In the summer of 1981 I went to Colorado to play some pick up gigs for a local band and spend a weekend camping on Pikes Peak. They don’t believe in the possessive ‘s’ in Colorado. The gigs were relatively uneventful. The band did mostly covers and had a slate of groupies who thought REO Speedwagon was the bomb. Quite honestly, after the experience I couldn’t listen to anything featuring Kevin Cronin without gagging. It’s not his fault, he’s actually a very nice guy, but it is what it is. Being trapped in a room full of women who aren’t cool enough to go see the real REO (who played nearby while I was there) is akin to being trapped in a Wal Mart with a bag of meth and a wad of cash. Yes, you can get some, but do you really want it?
I’m proud to say that even as a 19 year old guy (I turned 20 in September) who would hump the leg of strangers in a park, even I found my limits.

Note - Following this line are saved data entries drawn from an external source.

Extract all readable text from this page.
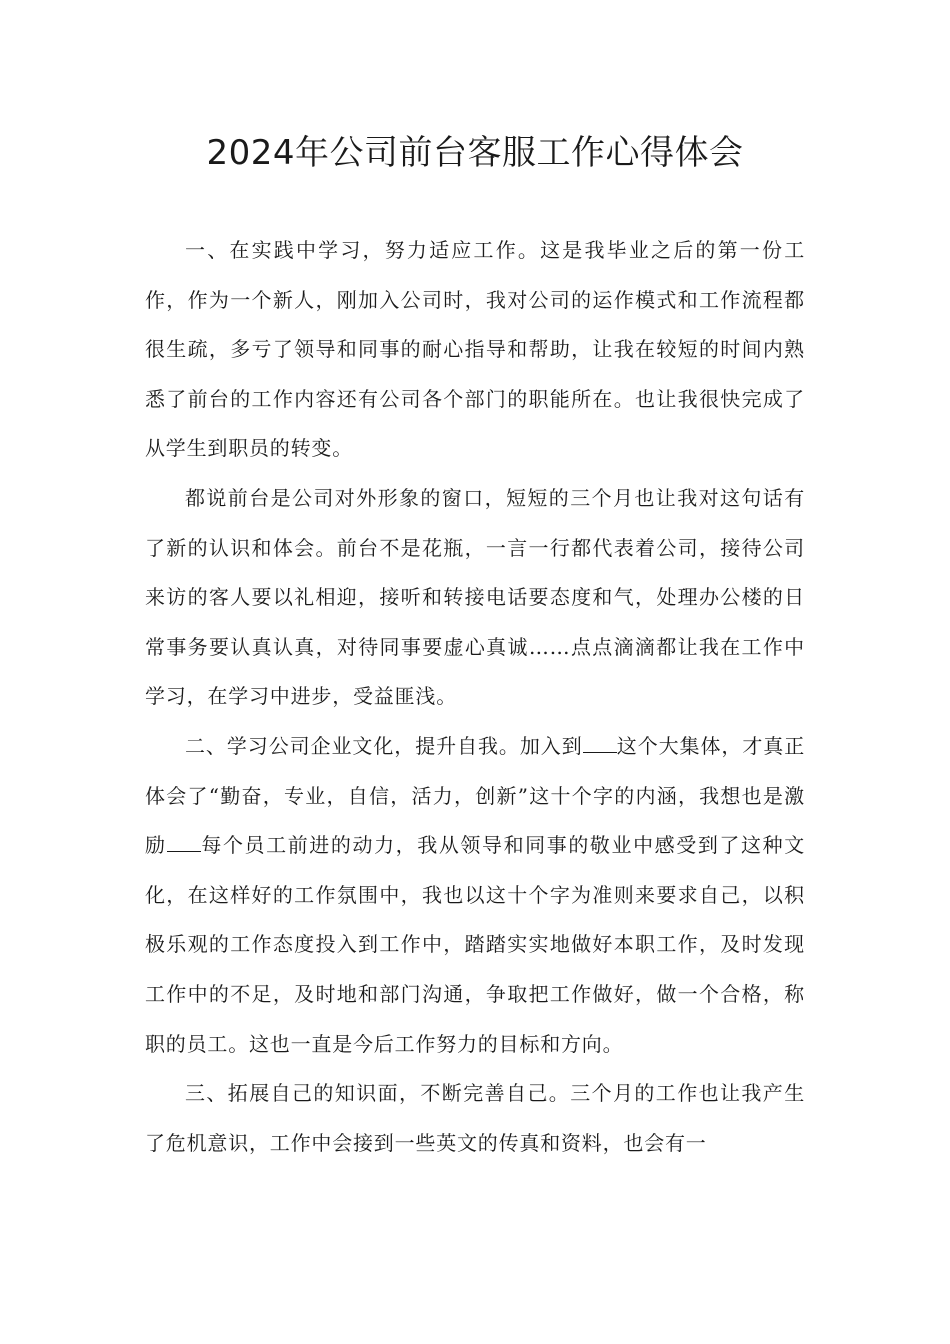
2024年公司前台客服工作心得体会

一、在实践中学习，努力适应工作。这是我毕业之后的第一份工作，作为一个新人，刚加入公司时，我对公司的运作模式和工作流程都很生疏，多亏了领导和同事的耐心指导和帮助，让我在较短的时间内熟悉了前台的工作内容还有公司各个部门的职能所在。也让我很快完成了从学生到职员的转变。

都说前台是公司对外形象的窗口，短短的三个月也让我对这句话有了新的认识和体会。前台不是花瓶，一言一行都代表着公司，接待公司来访的客人要以礼相迎，接听和转接电话要态度和气，处理办公楼的日常事务要认真认真，对待同事要虚心真诚……点点滴滴都让我在工作中学习，在学习中进步，受益匪浅。

二、学习公司企业文化，提升自我。加入到 这个大集体，才真正体会了“勤奋，专业，自信，活力，创新”这十个字的内涵，我想也是激励 每个员工前进的动力，我从领导和同事的敬业中感受到了这种文化，在这样好的工作氛围中，我也以这十个字为准则来要求自己，以积极乐观的工作态度投入到工作中，踏踏实实地做好本职工作，及时发现工作中的不足，及时地和部门沟通，争取把工作做好，做一个合格，称职的员工。这也一直是今后工作努力的目标和方向。

三、拓展自己的知识面，不断完善自己。三个月的工作也让我产生了危机意识，工作中会接到一些英文的传真和资料，也会有一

Somehow that gives my soul comfort.
However, when their bass player got healthy and returned I went on my planned camping trip. 3 buddies of mine and I traipsed up the mountain, wandered away from all the commercial facilities and set up camp a few thousand feet up. We made a nice dinner and cracked open a few beers to celebrate the evening. Or maybe we were just celebrating the fact that we had beers. Memory blurs.
Either way, at some point, nature called. So I answered. I wandered into the forest and whipped out Mr. Happy, who was very happy I’d avoided the grungy groupies, and went about my business. As I was standing there nurturing nature a rouge moose wandered into my little niche. There aren’t a lot of moose in Colorado. In fact, until then, I would have figured the number would resemble zero.
But there it was.
So, thanks to my city upbringing and the fortitude of beer, I reached up and petted the moose while saying “Who’s a cute Bullwinkle?”
As it turns out, he wasn’t.
He caught me between his rack and began shoving me backwards towards a gravel path. I was getting slapped around and bounced and knew that things like ribs were getting fractured or broken and was pretty sure that my blood was supposed to stay on the inside.
One of my buddies had the presence of mind to break out his .45 and fire a couple of shots over the nice Bullwinkle. Had he actually shot the moose all he would have done is make it madder. The noise scared the moose and it ran back into the forest.
A short trip to the local hospital later, where the doctors used their best bedside behavior and laughed their asses off at me, I got some stitches and one of those cool rib wraps that no one uses any more.
As you may have figured out, I survived.
Well, thanks to MSNBC I now know that I’m not alone.
At least when it comes to petting moose.
Don’t mess with the moose.
That’s the warning police in Anchorage are repeating after one of the animals kicked a woman in the chest and shoulder at a city park. She was checked by medics Monday afternoon and didn’t have to go to a hospital.
The Anchorage Daily News reports the moose had been in Town Square Park most of the day feeding on trees. The woman in her 20s was attacked when she tried to pet it.
Police spokeswoman Anita Shell says the moose is not a threat unless provoked, so people need to give it space.
I think the message is clear enough.